El presidente sirio, Bashar al Assad, ha acusado al Gobierno de Turquía de haber prestado un apoyo militar y logístico a los grupos rebeldes que considera clave para lograr hacerse con el control de la ciudad de de Idlib, en el noroeste del país.

Idlib, una localidad muy cercana a la frontera con Turquía, es la segunda capital de provincia que cae en manos rebeldes en los cuatro años de guerra en Siria. Según ha denunciado Al Assad, la ciudad ha sido capturada por una alianza de grupos islamistas entre la que se encuentran milicianos del Frente al Nusra, la filial de Al Qaeda en Siria.

“Cualquier guerra debilita a cualquier Ejército, no importa cuan fuerte o cuan moderno sea”, ha explicado Al Assad, en una entrevista concedida al diario sueco 'Expressen', al tiempo que ha asociado la caída de Idlib al apoyo turco.

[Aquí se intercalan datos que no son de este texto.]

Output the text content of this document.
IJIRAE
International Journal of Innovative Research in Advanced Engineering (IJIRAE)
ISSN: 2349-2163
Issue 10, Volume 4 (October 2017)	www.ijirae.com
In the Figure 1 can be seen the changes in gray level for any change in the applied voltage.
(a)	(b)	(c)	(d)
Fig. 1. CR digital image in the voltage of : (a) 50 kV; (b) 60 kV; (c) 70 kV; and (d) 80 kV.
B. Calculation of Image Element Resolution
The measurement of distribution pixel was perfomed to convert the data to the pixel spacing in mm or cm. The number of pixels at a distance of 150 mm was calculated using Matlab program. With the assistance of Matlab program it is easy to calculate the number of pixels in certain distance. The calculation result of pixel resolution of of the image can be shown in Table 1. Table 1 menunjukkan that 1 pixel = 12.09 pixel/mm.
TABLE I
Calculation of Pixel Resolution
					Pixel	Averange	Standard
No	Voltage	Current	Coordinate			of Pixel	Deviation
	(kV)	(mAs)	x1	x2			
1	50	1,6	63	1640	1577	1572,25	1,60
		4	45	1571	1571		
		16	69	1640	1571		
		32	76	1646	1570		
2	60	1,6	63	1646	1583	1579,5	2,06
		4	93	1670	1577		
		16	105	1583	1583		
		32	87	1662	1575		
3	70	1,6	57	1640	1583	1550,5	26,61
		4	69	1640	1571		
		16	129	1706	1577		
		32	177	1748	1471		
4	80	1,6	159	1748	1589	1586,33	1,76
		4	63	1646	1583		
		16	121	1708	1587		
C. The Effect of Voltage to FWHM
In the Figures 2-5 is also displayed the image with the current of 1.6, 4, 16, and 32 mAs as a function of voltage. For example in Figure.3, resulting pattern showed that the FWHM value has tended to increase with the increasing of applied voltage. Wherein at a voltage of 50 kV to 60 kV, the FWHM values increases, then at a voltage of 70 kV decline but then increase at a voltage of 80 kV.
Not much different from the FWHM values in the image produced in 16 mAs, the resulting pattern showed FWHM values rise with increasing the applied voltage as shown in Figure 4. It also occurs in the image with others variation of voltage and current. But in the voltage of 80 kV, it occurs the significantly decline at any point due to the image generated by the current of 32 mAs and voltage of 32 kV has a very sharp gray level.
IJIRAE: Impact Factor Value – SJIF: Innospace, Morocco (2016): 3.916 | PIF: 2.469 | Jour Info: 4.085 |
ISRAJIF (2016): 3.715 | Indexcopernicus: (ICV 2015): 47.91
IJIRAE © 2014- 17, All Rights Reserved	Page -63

“El principal factor fue el respaldo que llego desde Turquía: el apoyo logístico y militar y, por supuesto, el apoyo financiero que llego procedente de Arabia Saudí y Qatar”, ha expresado el presidente sirio, quien al mismo tiempo ha descrito a Siria como “una falla tectónica”, porque cuando alguien se mete con ese accidente geográfico, “eso tiene ecos y repercusiones en diferentes regiones, incluso en Europa”.

El próximo mes, el enviado de la ONU para Siria, Staffan de Mistura, planea celebrar una reunión con representantes de los bandos enfrentados en Siria para promover una salida al conflicto. Este tipo de encuentros han fracasado en su intento de realizar progresos en la pacificación del país.

Al ser cuestionado por la iniciativa de la ONU, Al Assad ha argumentado que la crisis siria ha sido precisamente complicada por intervenciones externas. Sobre De Mistura, ha asegurado que fracasará “si no convence a países como Turquía para que paren de apoyar a terroristas” y si “no dejan a los sirios resolver sus problemas”.